Lookup Table error in Sequence Alignment with R
3.1 years ago
pattijane ▴ 10

Hello,

I'm using the following code to read from a text file containing more than 200 fasta files and to align these proteins.

seqs = read.fasta(file = "sequencefasta.txt", seqtype = "AA")
self_aligned_score = rep(NA, length(seqs))

for (i in 1:length(seqs)){
cat('aligning ',i,'/',length(seqs),' with itself..\n')
seq = paste(toupper(getSequence(seqs[i][[1]])), sep="", collapse="")
align_score = pairwiseAlignment(seq, seq, scoreOnly=TRUE, gapExtension=0.5, type="local", substitutionMatrix = "BLOSUM50")
self_aligned_score[i] = align_score
}


But I'm having the following error, which I have no idea about why.

Error in .Call2("XStringSet_align_pairwiseAlignment", pattern, subject,  : key 32 not in lookup table


Here is a snippet of my sequencefasta.txt file:

>sp|O00141|SGK1_HUMAN Serine/threonine-protein kinase Sgk1 OS=Homo sapiens GN=SGK1 PE=1 SV=2
MTVKTEAAKGTLTYSRMRGMVAILIAFMKQRRMGLNDFIQKIANNSYACKHPEVQSILKI
SQPQEPELMNANPSPPPSPSQQINLGPSSNPHAKPSDFHFLKVIGKGSFGKVLLARHKAE
GGELFYHLQRERCFLEPRARFYAAEIASALGYLHSLNIVYRDLKPENILLDSQGHIVLTD
FGLCKENIEHNSTTSTFCGTPEYLAPEVLHKQPYDRTVDWWCLGAVLYEMLYGLPPFYSR
NTAEMYDNILNKPLQLKPNITNSARHLLEGLLQKDRTKRLGAKDDFMEIKSHVFFSLINW
FSYAPPTDSFL

>sp|O00311|CDC7_HUMAN Cell division cycle 7-related protein kinase OS=Homo sapiens GN=CDC7 PE=1 SV=1
MEASLGIQMDEPMAFSPQRDRFQAEGSLKKNEQNFKLAGVKKDIEKLYEAVPQLSNVFKI
EDKIGEGTFSSVYLATAQLQVGPEEKIALKHLIPTSHPIRIAAELQCLTVAGGQDNVMGV
KYCFRKNDHVVIAMPYLEHESFLDILNSLSFQEVREYMLNLFKALKRIHQFGIVHRDVKP
SNFLYNRRLKKYALVDFGLAQGTHDTKIELLKFVQSEAQQERCSQNKSHIITGNKIPLSG
PVPKELDQQSTTKASVKRPYTNAQIQIKQGKDGKEGSVGLSVQRSVFGERNFNIHSSISH
ESPAVKLMKQSKTVDVLSRKLATKKKAISTKVMNSAVMRKTASSCPASLTCDCYATDKVC
SICLSRRQQVAPRAGTPGFRAPEVLTKCPNQTTAIDMWSAGVIFLSLLSGRYPFYKASDD
LTALAQIMTIRGSRETIQAAKTFGKSILCSKEVPAQDLRKLCERLRGMDSSTPKLTSDIQ
GHASHQPAISEKTDHKASCLVQTPPGQYSGNSFKKGDSNSCEHCFDEYNTNLEGWNEVPD
EAYDLLDKLLDLNPASRITAEEALLHPFFKDMSL

Which libraries are you using to import the fasta and to align the sequences?

I use these:

require("Biostrings")
require("seqinr")
require("Rcpp")

I think that the issue might be that you have some non-standard characters in your sequences. Can you check that you just have aminoacids, no "X"s and no other letters which do not correspond to an aa?

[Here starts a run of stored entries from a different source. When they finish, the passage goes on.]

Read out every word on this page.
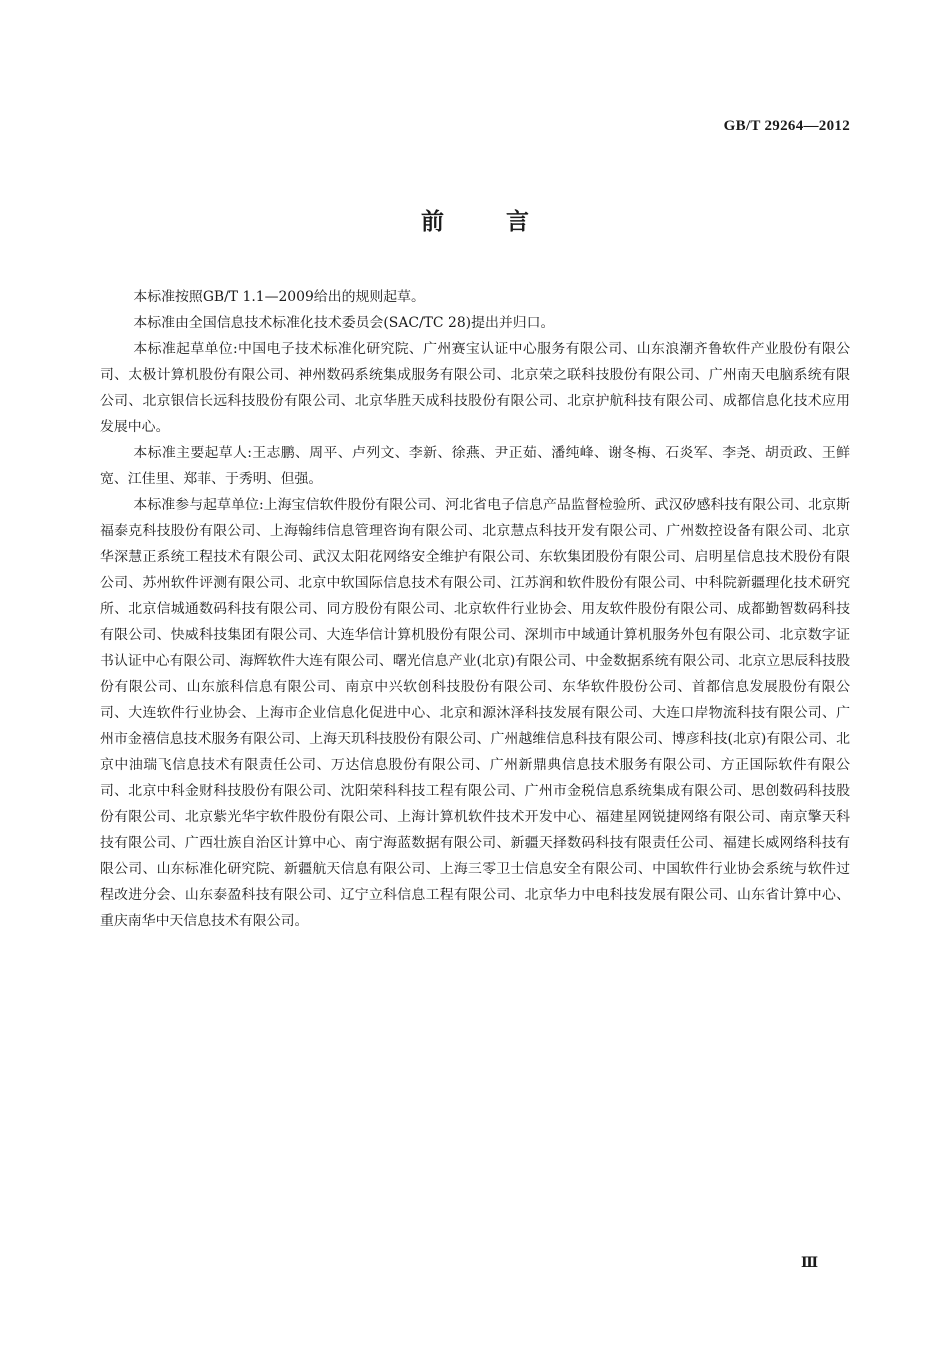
GB/T 29264—2012
前言

本标准按照GB/T 1.1—2009给出的规则起草。

本标准由全国信息技术标准化技术委员会(SAC/TC 28)提出并归口。

本标准起草单位:中国电子技术标准化研究院、广州赛宝认证中心服务有限公司、山东浪潮齐鲁软件产业股份有限公司、太极计算机股份有限公司、神州数码系统集成服务有限公司、北京荣之联科技股份有限公司、广州南天电脑系统有限公司、北京银信长远科技股份有限公司、北京华胜天成科技股份有限公司、北京护航科技有限公司、成都信息化技术应用发展中心。

本标准主要起草人:王志鹏、周平、卢列文、李新、徐燕、尹正茹、潘纯峰、谢冬梅、石炎军、李尧、胡贡政、王鲜宽、江佳里、郑菲、于秀明、但强。

本标准参与起草单位:上海宝信软件股份有限公司、河北省电子信息产品监督检验所、武汉矽感科技有限公司、北京斯福泰克科技股份有限公司、上海翰纬信息管理咨询有限公司、北京慧点科技开发有限公司、广州数控设备有限公司、北京华深慧正系统工程技术有限公司、武汉太阳花网络安全维护有限公司、东软集团股份有限公司、启明星信息技术股份有限公司、苏州软件评测有限公司、北京中软国际信息技术有限公司、江苏润和软件股份有限公司、中科院新疆理化技术研究所、北京信城通数码科技有限公司、同方股份有限公司、北京软件行业协会、用友软件股份有限公司、成都勤智数码科技有限公司、快威科技集团有限公司、大连华信计算机股份有限公司、深圳市中域通计算机服务外包有限公司、北京数字证书认证中心有限公司、海辉软件大连有限公司、曙光信息产业(北京)有限公司、中金数据系统有限公司、北京立思辰科技股份有限公司、山东旅科信息有限公司、南京中兴软创科技股份有限公司、东华软件股份公司、首都信息发展股份有限公司、大连软件行业协会、上海市企业信息化促进中心、北京和源沐泽科技发展有限公司、大连口岸物流科技有限公司、广州市金禧信息技术服务有限公司、上海天玑科技股份有限公司、广州越维信息科技有限公司、博彦科技(北京)有限公司、北京中油瑞飞信息技术有限责任公司、万达信息股份有限公司、广州新鼎典信息技术服务有限公司、方正国际软件有限公司、北京中科金财科技股份有限公司、沈阳荣科科技工程有限公司、广州市金税信息系统集成有限公司、思创数码科技股份有限公司、北京紫光华宇软件股份有限公司、上海计算机软件技术开发中心、福建星网锐捷网络有限公司、南京擎天科技有限公司、广西壮族自治区计算中心、南宁海蓝数据有限公司、新疆天择数码科技有限责任公司、福建长威网络科技有限公司、山东标准化研究院、新疆航天信息有限公司、上海三零卫士信息安全有限公司、中国软件行业协会系统与软件过程改进分会、山东泰盈科技有限公司、辽宁立科信息工程有限公司、北京华力中电科技发展有限公司、山东省计算中心、重庆南华中天信息技术有限公司。

Ⅲ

I checked for "X"s and there was none. Besides, wiki article for aa describes X as a valid letter to describe unknowns, https://www.wikiwand.com/en/Amino_acid#/Table_of_standard_amino_acid_abbreviations_and_properties

Yes it is standard, but maybe for some reason this library doesn't recognise it. Did you check for all characters which are not standard amino acids or just X?

I checked for X, U, O, B, Z, and J. There were none of them.

9 weeks ago
yehong39 • 0

Hi, I ran your code using your example .txt file, it worked fine, no errors. The error message you presented here indicated your sequence has extra space in it, Maybe there are extra spaces at the end or beginning of another sequence? You can try add one more line, after: seq = paste(toupper(getSequence(seqs[i][[1]])), sep="", collapse="") add: seq= gsub(" ","", seq) Then run the code again, see if that works. Good luck!